Gelezen in Het Parool van 21 september 2013:
Afgelopen weekeinde uit ‘De Dikke Van Dam’ gekookt. Wat een bijbel! En dit weekeinde verscheen ook nog een Lux special bij NRC over Ottolenghi. En gisteren werd bekend dat Amsterdam liefst zeventien Michelinsterren telt! In september overleed hij, Johannes van Dam. Jarenlang schreef hij over koken en eten in Amsterdam. Vooral door hem werd Amsterdam gastronomisch de laatste jaren veel beter. Toen hij begon was Amsterdam nog een achtergebleven gebied en betichtte hij de hoofdstad van ‘een infantiele en vlakke smaak.’ “Hij beschreef zichzelf ooit als een missionaris die tussen de wilden leeft en het culinaire evangelie verkondigt.” Voor een grote stad in een postindustriële economie is dat niet minder dan een doodzonde. Alles draait in zo’n geavanceerde economie om eten en om kwaliteit. Will Demandt van restaurant Bordewijk in de Jordaan: “Toen ik begon met koken en Johannes met schrijven kon je één keer in de week, op maar één plek op de Albert Cuyp basilicum kopen.” Door het toerisme verbeterde de culinaire cultuur van Amsterdam geleidelijk: “Mensen raakten ineens overal geïnspireerd.” Jonah Freud, eigenaresse van de kookboekwinkel op de Haarlemmerdijk, zei het zo: “Er is zo vreselijk veel veranderd de afgelopen tien jaar, vooral in Amsterdam. Mensen zijn kritischer, restaurateurs denken beter na.” Van Dam schreef voor Het Parool, dus de verbinding tussen wat hij schreef en de restaurants was voor zijn lezers een hele directe. De impact van zijn werk is daarmee groot.
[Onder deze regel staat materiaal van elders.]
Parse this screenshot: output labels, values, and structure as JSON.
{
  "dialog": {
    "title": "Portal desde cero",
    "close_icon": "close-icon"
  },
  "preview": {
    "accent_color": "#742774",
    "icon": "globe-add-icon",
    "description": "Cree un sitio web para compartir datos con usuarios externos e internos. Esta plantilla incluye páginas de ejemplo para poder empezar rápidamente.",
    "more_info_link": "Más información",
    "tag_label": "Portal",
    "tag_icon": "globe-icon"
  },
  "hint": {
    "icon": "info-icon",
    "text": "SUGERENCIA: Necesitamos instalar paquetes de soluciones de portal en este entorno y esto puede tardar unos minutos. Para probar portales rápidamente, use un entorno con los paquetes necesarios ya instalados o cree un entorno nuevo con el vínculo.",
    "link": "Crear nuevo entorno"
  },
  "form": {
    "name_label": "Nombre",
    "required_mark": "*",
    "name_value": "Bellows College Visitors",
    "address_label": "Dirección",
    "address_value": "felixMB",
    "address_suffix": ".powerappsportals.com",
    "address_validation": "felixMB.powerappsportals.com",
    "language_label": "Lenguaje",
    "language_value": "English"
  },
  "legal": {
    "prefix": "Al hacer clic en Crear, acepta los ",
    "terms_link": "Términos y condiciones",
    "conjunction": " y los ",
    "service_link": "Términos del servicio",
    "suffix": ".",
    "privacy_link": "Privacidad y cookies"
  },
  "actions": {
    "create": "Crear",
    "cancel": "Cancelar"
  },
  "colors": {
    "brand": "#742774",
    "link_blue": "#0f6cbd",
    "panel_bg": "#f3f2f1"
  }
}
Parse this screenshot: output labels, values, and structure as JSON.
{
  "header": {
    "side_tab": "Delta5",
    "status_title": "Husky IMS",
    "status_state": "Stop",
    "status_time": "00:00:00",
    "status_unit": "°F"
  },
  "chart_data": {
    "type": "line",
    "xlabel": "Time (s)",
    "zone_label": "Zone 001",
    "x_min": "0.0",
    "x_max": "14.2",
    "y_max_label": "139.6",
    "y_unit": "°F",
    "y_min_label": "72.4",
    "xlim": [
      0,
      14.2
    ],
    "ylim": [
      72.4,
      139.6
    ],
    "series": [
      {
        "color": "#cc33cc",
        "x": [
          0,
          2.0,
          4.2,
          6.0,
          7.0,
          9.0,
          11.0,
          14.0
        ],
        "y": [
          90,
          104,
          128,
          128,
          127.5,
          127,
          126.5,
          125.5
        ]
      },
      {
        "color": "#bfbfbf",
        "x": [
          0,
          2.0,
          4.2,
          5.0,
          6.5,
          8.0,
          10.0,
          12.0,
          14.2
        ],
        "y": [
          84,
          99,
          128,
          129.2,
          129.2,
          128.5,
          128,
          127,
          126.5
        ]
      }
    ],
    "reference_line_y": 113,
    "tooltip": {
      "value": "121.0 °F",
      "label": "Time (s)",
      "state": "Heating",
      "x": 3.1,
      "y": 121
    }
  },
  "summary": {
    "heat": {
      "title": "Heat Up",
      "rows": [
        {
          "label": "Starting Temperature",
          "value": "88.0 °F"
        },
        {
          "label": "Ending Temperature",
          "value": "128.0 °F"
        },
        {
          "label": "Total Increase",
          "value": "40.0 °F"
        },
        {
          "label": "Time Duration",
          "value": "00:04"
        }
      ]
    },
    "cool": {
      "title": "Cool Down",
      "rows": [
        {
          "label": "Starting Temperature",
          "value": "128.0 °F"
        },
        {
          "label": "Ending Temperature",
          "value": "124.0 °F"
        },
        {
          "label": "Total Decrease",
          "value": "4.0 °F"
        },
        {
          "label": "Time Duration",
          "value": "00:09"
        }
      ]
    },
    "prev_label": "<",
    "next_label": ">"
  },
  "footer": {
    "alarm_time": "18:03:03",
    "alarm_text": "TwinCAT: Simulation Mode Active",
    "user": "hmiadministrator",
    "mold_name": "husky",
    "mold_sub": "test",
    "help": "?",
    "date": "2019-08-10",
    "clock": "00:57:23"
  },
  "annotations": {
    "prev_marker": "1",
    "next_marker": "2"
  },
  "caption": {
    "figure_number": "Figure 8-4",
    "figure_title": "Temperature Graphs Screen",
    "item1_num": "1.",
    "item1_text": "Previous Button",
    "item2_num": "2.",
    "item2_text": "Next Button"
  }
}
Garrelt Verhoeven van de afdeling Bijzondere Collecties van de Universiteit van Amsterdam kreeg de boeken collectie van Van Dam na diens dood in zijn bezit: “De bibliotheca gastromomica is echt een aanwinst voor de stad. De bekende these van Johannes is dat Nederland vroeger een verfijnde burgerkeuken had die na de komst van de huishoudscholen is verdwenen. Je kunt dat ook heel duidelijk zien als je door de boeken kijkt.” Echt waar? Kan een hele stad zijn culinaire geheugen inderdaad kwijtraken door een nationaal onderwijsinstituut dat alle kennis in twee generaties uitwist, waardoor een stad helemaal weer van voren af aan moet beginnen? Van Dam in 2006: “Nergens is de keuken zo verpauperd als in Nederland. Geholpen door de huishoudscholen heeft de voedselindustrie ons geconditioneerd om voor de televisie te hangen en dure kant-en-klaar-producten in de supermarkt te kopen.” Sauzen en kruiden werden uitgebannen, arbeiders waren overgeleverd aan het slechte voedsel van de voedselindustrie. “Vervalsingen waren aan de orde van de dag. De Engelsen weigerden onze boter te kopen, vanwege de rotzooi die er door heen ging om het goedkoop te maken.” Onderwijs en industrie spanden samen. Toch kookte ik dit weekeinde het nagerecht uit ‘Wannee, kookboek van de Amsterdamse huishoudschool’, 1910. Bitterkoekjespudding.